"The bigger concern is not growing fast enough," says Kevin Wale, president of GM China, which recently announced plans to double sales to five million vehicles by 2016. "If you overreach in one year, then the next you catch up," Wale adds.
But it's not all blue skies. Some worry that down the line, the Chinese government could decide that its domestic industry has gained all it needs from the multinationals (who are required to partner with local automakers) and summarily kick them out. Already, there's pressure to create China-exclusive brands, something GM has done with its new Baojun ("treasured horse") marque and Volkswagen is rumored to be doing with a new line called Kaili.
The United States and other more established markets are no less risky places to expand. With overall volume more or less stagnant, picking up sales here requires stealing market share from equally motivated competitors. Surging brands like Hyundai and Subaru have done it the right way, but many companies have resorted to incentives and entered too many new segments. In the end, there will be losers.

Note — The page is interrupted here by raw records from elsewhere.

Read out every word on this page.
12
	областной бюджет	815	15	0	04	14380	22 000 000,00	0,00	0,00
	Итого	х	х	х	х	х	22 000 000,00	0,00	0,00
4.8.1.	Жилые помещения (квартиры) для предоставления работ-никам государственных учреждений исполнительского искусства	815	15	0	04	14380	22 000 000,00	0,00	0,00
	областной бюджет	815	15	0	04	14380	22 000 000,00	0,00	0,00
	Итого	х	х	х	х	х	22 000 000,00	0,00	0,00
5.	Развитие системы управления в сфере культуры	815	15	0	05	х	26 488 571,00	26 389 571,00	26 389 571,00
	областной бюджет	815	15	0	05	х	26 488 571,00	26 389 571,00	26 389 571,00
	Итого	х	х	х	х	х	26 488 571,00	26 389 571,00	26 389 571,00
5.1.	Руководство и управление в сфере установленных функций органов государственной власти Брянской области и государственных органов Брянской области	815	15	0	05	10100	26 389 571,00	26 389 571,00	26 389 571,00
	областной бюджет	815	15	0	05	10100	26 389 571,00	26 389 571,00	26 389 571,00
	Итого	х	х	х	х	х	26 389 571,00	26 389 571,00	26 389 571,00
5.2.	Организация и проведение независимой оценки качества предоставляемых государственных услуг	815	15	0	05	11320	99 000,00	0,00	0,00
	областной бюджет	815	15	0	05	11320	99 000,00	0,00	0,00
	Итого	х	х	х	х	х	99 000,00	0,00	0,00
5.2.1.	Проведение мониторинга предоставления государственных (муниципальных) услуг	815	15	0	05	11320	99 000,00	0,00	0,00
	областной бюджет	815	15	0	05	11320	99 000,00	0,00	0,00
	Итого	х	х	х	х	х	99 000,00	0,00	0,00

"Not everyone's going to reach their targets," Hall says, adding, "You hit your sales targets when you have one or more of your competitors helping you."
And then there are obstacles to growth that are impossible to predict. In early March, Toyota released a five-year plan that projected a seemingly prudent seven percent uptick in its global sales volume by 2015. Three days later, a massive earthquake and tsunami in Japan knocked out a sizable portion of the company's manufacturing capacity.
Ultimately, though, it seems that no economic depression, natural disaster, or political turbulence can permanently dampen automakers' fundamental desire to build more and more cars -- and the belief that they can sell all of them.
"If you're going to a football match, are you asking yourself if you're going to lose?" says VW's Klingler.